The recommended way to install them is to use conda, or pip, and virtual environments.
With Anaconda installed, execute the following in a anaconda command prompt :
-
Change to this project's folder
$ cd "path/to/folder"
-
Create a virtual environment.
$ conda create -y --name env-name
-
Activate your new environment.
$ conda activate env-name
-
Install the required libraries.
$ conda install --force-reinstall -y --name env-name -c conda-forge --file requirements.txt
With Python 3+ and pip installed, execute the following in a command prompt :
-
Change to this project's folder
$ cd "path/to/folder"
-
Create a virtual environment.
$ py -m venv env-name
-
Activate your new environment.
$ .\env-name\Scripts\activate
-
Install the required libraries.
$ pip install -r requirements.txt
Using conda is preferred, pip may fail to install libraries like shap in Windows, if some microsoft visual studio resources are not already installed.
Once you have the libraries installed you can edit the source code and interact with the notebooks yourself.
To open the notebooks, with the virtual environment activated, in this project's folder, execute:
$ jupyter notebook
This should open a browser tab in which you can select and run the notebooks.
The initial notebooks are for data exploration, they explore the data's quality and help to understand the features's overall distribution before going into predictions.
Here models are built, tested and interpreted.
It is possible to rerun the prediction process step by step.

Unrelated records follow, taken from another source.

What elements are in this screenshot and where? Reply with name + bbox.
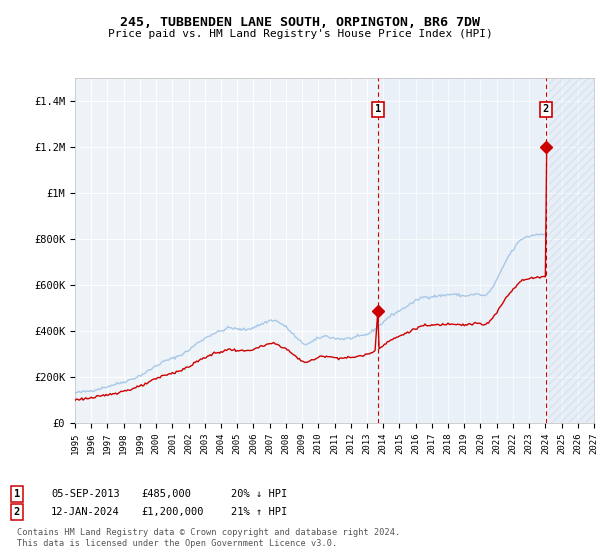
Text: 1: 1 <box>14 489 20 499</box>
Text: 12-JAN-2024: 12-JAN-2024 <box>51 507 120 517</box>
Text: 21% ↑ HPI: 21% ↑ HPI <box>231 507 287 517</box>
Bar <box>550 78 594 423</box>
Bar <box>550 78 594 423</box>
Text: Price paid vs. HM Land Registry's House Price Index (HPI): Price paid vs. HM Land Registry's House … <box>107 29 493 39</box>
Text: £1,200,000: £1,200,000 <box>141 507 203 517</box>
Text: 05-SEP-2013: 05-SEP-2013 <box>51 489 120 499</box>
Bar <box>378 78 550 423</box>
Text: 2: 2 <box>543 104 549 114</box>
Text: 1: 1 <box>374 104 381 114</box>
Text: 20% ↓ HPI: 20% ↓ HPI <box>231 489 287 499</box>
Text: 245, TUBBENDEN LANE SOUTH, ORPINGTON, BR6 7DW: 245, TUBBENDEN LANE SOUTH, ORPINGTON, BR… <box>120 16 480 29</box>
Text: Contains HM Land Registry data © Crown copyright and database right 2024.
This d: Contains HM Land Registry data © Crown c… <box>17 528 400 548</box>
Text: 2: 2 <box>14 507 20 517</box>
Text: £485,000: £485,000 <box>141 489 191 499</box>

To do so, trough the notebook IDE in notebook #2:
-
Restart the kernel, keeping only markdowns and source code:
Go to Kernel > Restart & Clear Outputs
-
Start executing cells:
Click '>| Run' to execute selected cell's source code
The notebook is designed as to allow for the easy testing of different models.
With little code edits it is possible to perform feature and classifier selection.

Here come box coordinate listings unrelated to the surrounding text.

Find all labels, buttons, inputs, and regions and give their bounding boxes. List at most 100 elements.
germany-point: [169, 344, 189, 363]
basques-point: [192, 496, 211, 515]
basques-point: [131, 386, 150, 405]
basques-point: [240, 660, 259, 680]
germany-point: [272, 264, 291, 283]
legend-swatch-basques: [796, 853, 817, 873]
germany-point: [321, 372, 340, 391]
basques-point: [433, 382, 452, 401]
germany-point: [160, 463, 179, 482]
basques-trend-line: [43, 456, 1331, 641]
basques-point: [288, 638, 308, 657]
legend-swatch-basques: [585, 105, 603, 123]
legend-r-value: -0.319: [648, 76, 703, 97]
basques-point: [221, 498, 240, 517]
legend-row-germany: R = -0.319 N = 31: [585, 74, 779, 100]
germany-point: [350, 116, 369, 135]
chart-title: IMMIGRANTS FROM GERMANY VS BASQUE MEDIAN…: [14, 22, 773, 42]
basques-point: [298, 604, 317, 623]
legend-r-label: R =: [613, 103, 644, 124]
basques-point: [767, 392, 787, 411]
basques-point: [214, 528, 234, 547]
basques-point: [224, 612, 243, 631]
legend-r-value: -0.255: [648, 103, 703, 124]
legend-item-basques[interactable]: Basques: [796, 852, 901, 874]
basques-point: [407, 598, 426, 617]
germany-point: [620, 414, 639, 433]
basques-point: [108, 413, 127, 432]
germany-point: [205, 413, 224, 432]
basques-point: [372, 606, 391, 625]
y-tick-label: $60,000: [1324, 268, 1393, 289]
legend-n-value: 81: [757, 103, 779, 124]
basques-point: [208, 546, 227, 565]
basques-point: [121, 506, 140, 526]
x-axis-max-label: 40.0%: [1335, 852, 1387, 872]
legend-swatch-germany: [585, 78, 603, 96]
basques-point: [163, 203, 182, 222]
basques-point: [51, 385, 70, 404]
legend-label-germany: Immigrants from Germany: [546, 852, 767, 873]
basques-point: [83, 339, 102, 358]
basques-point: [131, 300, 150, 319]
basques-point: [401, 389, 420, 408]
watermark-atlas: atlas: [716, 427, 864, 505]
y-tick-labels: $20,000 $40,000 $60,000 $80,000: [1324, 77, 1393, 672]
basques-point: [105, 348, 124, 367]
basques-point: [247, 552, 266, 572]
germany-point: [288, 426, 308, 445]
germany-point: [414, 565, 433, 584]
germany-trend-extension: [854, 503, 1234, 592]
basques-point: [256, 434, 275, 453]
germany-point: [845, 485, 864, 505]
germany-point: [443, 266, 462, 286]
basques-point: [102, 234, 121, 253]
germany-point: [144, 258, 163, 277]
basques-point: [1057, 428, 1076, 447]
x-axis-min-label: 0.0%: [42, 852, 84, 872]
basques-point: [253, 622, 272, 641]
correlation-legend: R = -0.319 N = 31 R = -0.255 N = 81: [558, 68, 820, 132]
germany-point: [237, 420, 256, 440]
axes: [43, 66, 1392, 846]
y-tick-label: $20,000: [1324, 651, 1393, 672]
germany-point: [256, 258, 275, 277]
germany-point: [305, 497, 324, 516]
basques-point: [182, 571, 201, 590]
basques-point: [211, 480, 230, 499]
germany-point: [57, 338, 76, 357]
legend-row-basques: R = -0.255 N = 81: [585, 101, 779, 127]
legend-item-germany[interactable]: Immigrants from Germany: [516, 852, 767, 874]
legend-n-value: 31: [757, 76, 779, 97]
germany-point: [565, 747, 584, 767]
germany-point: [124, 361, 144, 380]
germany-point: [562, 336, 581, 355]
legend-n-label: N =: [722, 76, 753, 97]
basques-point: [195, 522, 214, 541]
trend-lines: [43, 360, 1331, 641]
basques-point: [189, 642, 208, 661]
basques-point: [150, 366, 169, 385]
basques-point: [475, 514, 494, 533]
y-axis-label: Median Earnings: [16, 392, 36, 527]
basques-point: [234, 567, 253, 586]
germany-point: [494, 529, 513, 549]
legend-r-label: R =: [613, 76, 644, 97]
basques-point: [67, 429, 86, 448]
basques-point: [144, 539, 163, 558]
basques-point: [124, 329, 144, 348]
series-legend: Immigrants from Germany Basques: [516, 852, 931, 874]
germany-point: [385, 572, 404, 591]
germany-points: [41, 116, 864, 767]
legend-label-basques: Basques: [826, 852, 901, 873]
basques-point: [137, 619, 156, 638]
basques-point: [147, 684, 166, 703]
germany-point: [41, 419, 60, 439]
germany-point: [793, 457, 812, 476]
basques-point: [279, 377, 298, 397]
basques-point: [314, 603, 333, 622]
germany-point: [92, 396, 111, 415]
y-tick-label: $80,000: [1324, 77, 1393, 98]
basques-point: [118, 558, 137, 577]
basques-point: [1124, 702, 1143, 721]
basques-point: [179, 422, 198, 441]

To test the impact of feature selection, edit Cell 3, taking features in and out of the corresponding list.
To use a different classifier import it from scikit's module and use it as clf, like so:
from sklearn.ensemble import RandomForestRegressor
clf = RandomForestRegressor()
When defining the classifier it is also possible to use different hyper-parameters, using its optional arguments.
This way, with little programming experience, one can build, test and validate its own models and get a good grasp of the machine learning workflow.